A new focus within nanotechnology was discussed – a focus which could be called geomimetics. We defined
geomimetics as employing the principles of geosystems to create and develop new and novel processes and materials. In a
wider sense this involves copying the principles of geosystems into technology to compliment the natural environment. This
geomimetic perspective of nanotechnology incorporates the long and distinguished history of colloid and surface science that
has underpinned oil recovery and EOR.
It was outlined how oil recovery depends on nano-scale processes. We discussed why EOR processes are so complicated
and stress the scale-up of these processes from the nano-scale to the macro-scale. Concepts of complexity and hierarchy were
explained and Q analysis was proposed as a way of representing the problem structure. The importance of metaphorical
discourse in both communication and innovation was argued.

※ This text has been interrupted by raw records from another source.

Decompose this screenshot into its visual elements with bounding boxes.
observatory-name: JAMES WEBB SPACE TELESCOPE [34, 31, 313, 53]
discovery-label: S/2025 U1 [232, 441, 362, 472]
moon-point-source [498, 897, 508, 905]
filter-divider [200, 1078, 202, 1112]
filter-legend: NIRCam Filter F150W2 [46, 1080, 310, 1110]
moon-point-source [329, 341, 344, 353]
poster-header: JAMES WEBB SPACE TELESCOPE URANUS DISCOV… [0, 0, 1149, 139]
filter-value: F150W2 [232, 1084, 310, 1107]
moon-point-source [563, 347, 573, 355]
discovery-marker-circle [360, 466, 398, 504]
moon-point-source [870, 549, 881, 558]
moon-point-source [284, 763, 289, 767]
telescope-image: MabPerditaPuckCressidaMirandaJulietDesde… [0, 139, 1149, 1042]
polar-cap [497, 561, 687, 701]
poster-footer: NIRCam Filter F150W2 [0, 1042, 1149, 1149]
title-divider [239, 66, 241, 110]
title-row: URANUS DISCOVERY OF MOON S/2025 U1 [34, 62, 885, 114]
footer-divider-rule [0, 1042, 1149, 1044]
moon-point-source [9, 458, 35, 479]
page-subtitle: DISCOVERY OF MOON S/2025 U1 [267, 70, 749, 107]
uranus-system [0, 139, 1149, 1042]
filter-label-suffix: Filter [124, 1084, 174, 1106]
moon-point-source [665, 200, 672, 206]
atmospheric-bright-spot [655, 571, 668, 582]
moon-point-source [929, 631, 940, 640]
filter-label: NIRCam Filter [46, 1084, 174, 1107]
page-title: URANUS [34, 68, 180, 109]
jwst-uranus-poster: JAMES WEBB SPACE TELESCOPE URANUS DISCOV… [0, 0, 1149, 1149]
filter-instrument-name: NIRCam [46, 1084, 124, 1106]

Traditional oil recovery understanding focuses on three forces: capillary, viscous and gravity. Nanotechnology focuses on
the nano-scale forces of coulombic interaction and disjoining forces. We included Marangoni forces (forces that arise due to a
gradient in a property such as concentration or interfacial tension) in our description to highlight the importance of transient
phenomena in EOR. As a general observation, EOR processes are considerably more complex as observed compared to the
theories and computer simulations employed to describe them. These processes are scale depended – from the nano-scale
through to the macro-scale.
A case study was constructed from a number of field case histories in order to illustrate the following. Firstly, we
illustrated the concept of in-depth flow diversion as an EOR approach. This approach exploits geomechanical, fluid
chemistry and nanotechnology interrelationships. Secondly, we demonstrated the value of metaphorical discourse and Q
analysis in creative and innovative application of nanotechnology in EOR.